None the less, Lee's book, like Small's and Steinhoff's, represents an advance over the criticism of an earlier generation. Whatever else may be said about them, all three go some way toward removing Orwell from the arena of Cold War polemics. If the Critical Heritage volume on Orwell does not, that is because Jeffrey Meyers, though promiscuous as a bibliographer, has for the most part selected only contemporary reviews of Orwell's books. Of course, the editor of such an anthology need not apologize for including these. Many of them, as Meyers remarks in his "Introduction," "suggest basic critical conceptions that are investigated, elaborated and sometimes distorted by later writers [on Orwell]" (p. 31; Daniel Bell, for instance, mentions Burnham, and Philip Rahv has several paragraphs on Dostoyevsky, in their respective comments on 1984). Moreover, the notices of Orwell's last published fiction are instructive also for another, quite different, reason: as symptoms of the mentality of intellectuals, in America and in England, during the halcyon days of the House Un-American ActivitiesCommittee. As Samuel Sillen's diatribe (pp. 274-76) serves to point out, Orwell remains rather sketchy about the economics of Airstrip One and Oceania generally. Yet critics of various (and sometimes varying) political allegiances were virtually unanimous in regarding 1984 as an anti-communist manifesto. That men of intelligence and perception, men for whom Mussolini and Hitler would hardly have been mere historical curiosities, should thus fail to see that the "soc" in "Ingsoc" is, so to speak, not only Marxist but National (as in "Nazi") is a distressing tribute to the infectiousness of incipient McCarthyism.

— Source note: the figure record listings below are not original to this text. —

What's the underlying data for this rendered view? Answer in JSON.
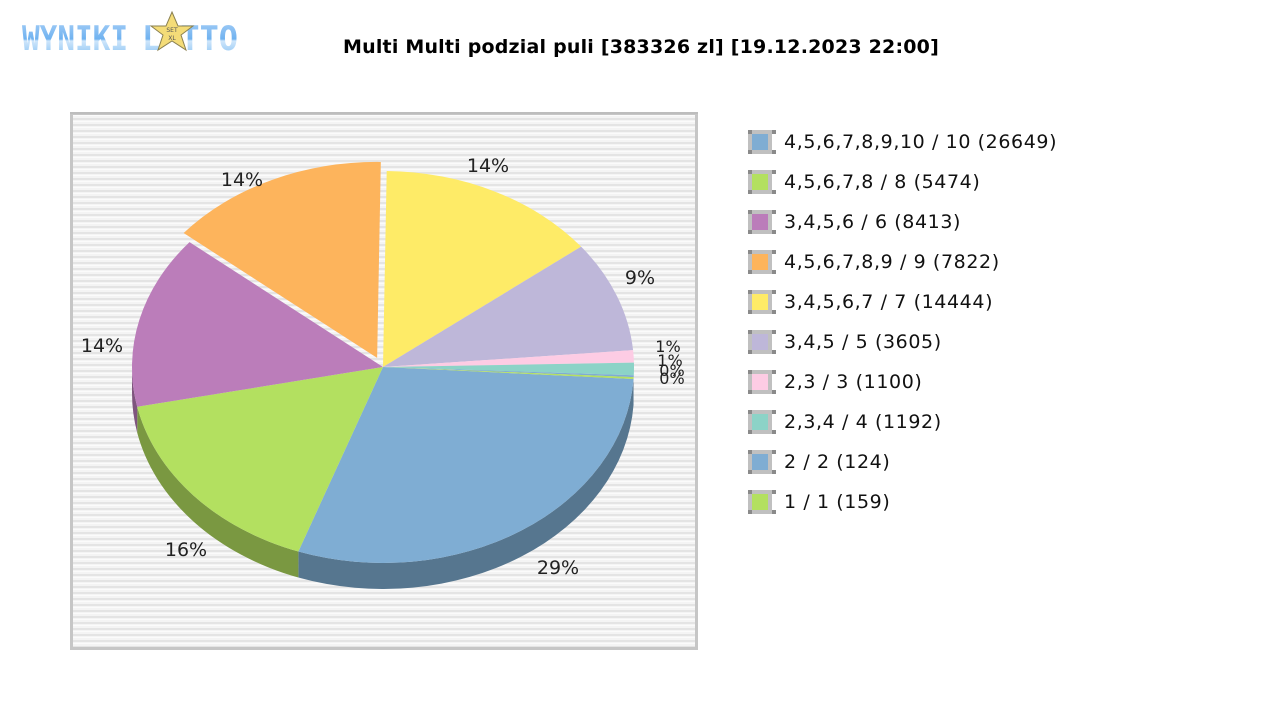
{
  "header": {
    "logo_text": "WYNIKI LOTTO",
    "title": "Multi Multi podzial puli [383326 zl] [19.12.2023 22:00]"
  },
  "legend": {
    "items": [
      {
        "label": "4,5,6,7,8,9,10 / 10 (26649)",
        "color": "#7fadd3"
      },
      {
        "label": "4,5,6,7,8 / 8 (5474)",
        "color": "#b3e060"
      },
      {
        "label": "3,4,5,6 / 6 (8413)",
        "color": "#bb7dba"
      },
      {
        "label": "4,5,6,7,8,9 / 9 (7822)",
        "color": "#fdb45c"
      },
      {
        "label": "3,4,5,6,7 / 7 (14444)",
        "color": "#feeb67"
      },
      {
        "label": "3,4,5 / 5 (3605)",
        "color": "#beb7d9"
      },
      {
        "label": "2,3 / 3 (1100)",
        "color": "#fdcce4"
      },
      {
        "label": "2,3,4 / 4 (1192)",
        "color": "#8cd3c7"
      },
      {
        "label": "2 / 2 (124)",
        "color": "#7fadd3"
      },
      {
        "label": "1 / 1 (159)",
        "color": "#b3e060"
      }
    ]
  },
  "chart_data": {
    "type": "pie",
    "title": "Multi Multi podzial puli [383326 zl] [19.12.2023 22:00]",
    "style": "3d",
    "legend_position": "right",
    "exploded_slice": "4,5,6,7,8,9 / 9 (7822)",
    "categories": [
      "4,5,6,7,8,9,10 / 10 (26649)",
      "4,5,6,7,8 / 8 (5474)",
      "3,4,5,6 / 6 (8413)",
      "4,5,6,7,8,9 / 9 (7822)",
      "3,4,5,6,7 / 7 (14444)",
      "3,4,5 / 5 (3605)",
      "2,3 / 3 (1100)",
      "2,3,4 / 4 (1192)",
      "2 / 2 (124)",
      "1 / 1 (159)"
    ],
    "values": [
      29,
      16,
      14,
      14,
      14,
      9,
      1,
      1,
      0,
      0
    ],
    "labels": [
      "29%",
      "16%",
      "14%",
      "14%",
      "14%",
      "9%",
      "1%",
      "1%",
      "0%",
      "0%"
    ],
    "colors": [
      "#7fadd3",
      "#b3e060",
      "#bb7dba",
      "#fdb45c",
      "#feeb67",
      "#beb7d9",
      "#fdcce4",
      "#8cd3c7",
      "#7fadd3",
      "#b3e060"
    ]
  }
}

It seems reasonable to demand some commentary from the editor on this phenomenon. But Meyers, who was in his 'teens at the time of the McCarthy purges, is silent on the subject. Nor does he give any justification for excluding certain texts not at all negligible in their influence and impact. A perusal of the contents of his volume reveals the absence of Lionel Trilling's and Isaac Deutscher's essays on 1984, for example; and in place of Mary McCarthy's review of the posthumous Collected Essays -- a retrospective appraisal far superior to, say, George Steiner's (pp. 363-73) -- Meyers, with a characteristic touch of immodesty, includes an undistinguished review of his own (pp. 373-81).

Criticism of Orwell, as of Zamiatin, may be heading in the direction of a balanced understanding of the man and his oeuvre. If the Critical Heritage volume in any way forwards that process, it does so despite the interventions of its editor, by displaying the shortcomings of mere personal reactions to Orwell's alleged political views. As long as Orwell continues to attract partisans rather than interpreters, he will not need enemies.